しかし、プーチンに最も影響を与えたのは習主席だった。習主席は、「なぜソ連は崩壊したのか」と題する鋭い分析で、ソ連レーニンスターリンのCPSUの歴史を否定したのは、「ソ連イデオロギーを混乱に陥れ、歴史的ニヒリズムに従事するためだった」と明言していた。 習近平は、イデオロギーの対立軸が、一方では英米の建前、他方では西側経済体制に対するレーニン主義の終末論的批判という2つの極にあることから、ソ連の「支配層は後者を信じなくなり」、その結果、(ゴルバチョフ-エリツィン時代の西側の自由主義市場イデオロギーに軸足を置く)ニヒリズムの状態に陥ったと主張した。 習近平の主張は明確で、中国はこのような回り道をしたことがなかった。端的に言えば、習近平にとって、エリツィン経済の大失敗は西側自由主義への転向の結果だった。プーチンも同意見だった。 プーチンの言葉を借りれば、中国は「私が思うに、市場経済の発展のために中央政権という手段を使うという、可能な限り最善の方法で管理した」のである。 しかし、それこそがプーチン政権下のロシアが修正したことなのだ。レーニンイデオロギーとリストの経済的見識(リストの信奉者であるセルゲイ・ヴィッテ伯爵は19世紀ロシアの首相だった)をミックスすることで、ロシアは自立した。

西側諸国はこのように見ていない。西側諸国は、ロシアを脆弱で壊れやすい国家であり、財政的に困窮しているため、ウクライナの戦線におけるいかなる逆転も(1998年に見られたような)パニック的な財政破綻をもたらしかねず、モスクワではエリツィン時代と同様の政治的無政府状態を引き起こしかねないと考えている。 この誤った不条理な分析に基づいて、西側諸国はウクライナを経由してロシアに戦争を仕掛けた。この戦争戦略は常に、ロシアの政治的・経済的脆弱性(そしてソ連型の硬直した指揮系統に陥っている軍部)を前提としていた。 この戦争は、エリツィンの荒廃は西側自由主義への転向の必然的な結果であったという習近平プーチンの強い信念を理解できなかったことに少なからず起因している。そして、この欠陥は協調して修正する必要があり、プーチンはそれをきちんと実行したが、西側諸国はそれに気づかなかった。 しかし米国は、証拠に反して、ロシア固有の脆弱性は「英国的」経済教義からの脱却によって説明されるという確信に固執している。
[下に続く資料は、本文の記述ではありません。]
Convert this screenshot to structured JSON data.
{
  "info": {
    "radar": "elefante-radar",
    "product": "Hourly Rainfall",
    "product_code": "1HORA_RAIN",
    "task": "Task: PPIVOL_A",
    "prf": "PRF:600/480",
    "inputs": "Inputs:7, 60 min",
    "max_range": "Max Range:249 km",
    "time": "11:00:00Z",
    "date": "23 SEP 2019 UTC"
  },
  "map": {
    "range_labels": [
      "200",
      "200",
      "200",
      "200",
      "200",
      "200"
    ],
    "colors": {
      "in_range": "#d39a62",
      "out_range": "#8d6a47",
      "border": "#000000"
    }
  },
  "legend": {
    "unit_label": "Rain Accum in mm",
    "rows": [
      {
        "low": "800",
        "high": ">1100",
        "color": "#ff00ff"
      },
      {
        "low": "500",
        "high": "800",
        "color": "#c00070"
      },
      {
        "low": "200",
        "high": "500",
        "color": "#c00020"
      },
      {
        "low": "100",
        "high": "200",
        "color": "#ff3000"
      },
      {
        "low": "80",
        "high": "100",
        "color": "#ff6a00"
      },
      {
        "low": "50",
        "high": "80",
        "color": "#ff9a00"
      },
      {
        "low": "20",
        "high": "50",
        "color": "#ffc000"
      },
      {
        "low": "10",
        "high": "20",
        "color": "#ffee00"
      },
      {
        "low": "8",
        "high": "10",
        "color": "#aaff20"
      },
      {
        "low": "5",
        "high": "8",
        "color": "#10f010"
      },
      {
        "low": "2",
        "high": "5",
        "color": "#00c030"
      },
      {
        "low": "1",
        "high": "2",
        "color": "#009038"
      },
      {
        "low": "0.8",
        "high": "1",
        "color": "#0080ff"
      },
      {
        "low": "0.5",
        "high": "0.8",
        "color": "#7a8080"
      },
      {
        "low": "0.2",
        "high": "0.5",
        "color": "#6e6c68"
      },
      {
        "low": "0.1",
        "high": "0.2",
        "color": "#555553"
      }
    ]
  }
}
これは西側の希望的観測である。 一方、ほとんどのロシア人は、西側の金融の猛攻撃に直面したロシアの回復力は、プーチンが米国が支配する西側の経済圏の外で、ロシアを自立に導いたからだと考えている。 こうしてパラドックスが説明される: プリゴジンの「反乱」に直面して、ロシア人はロシア国家に対する自信と支持を表明した。一方、フランスの反乱では、国民は自分たちが陥っている「罠」に対する不満と怒りを表明した。マクロンの「銀行」に対する政治的駆け引きが始まっている。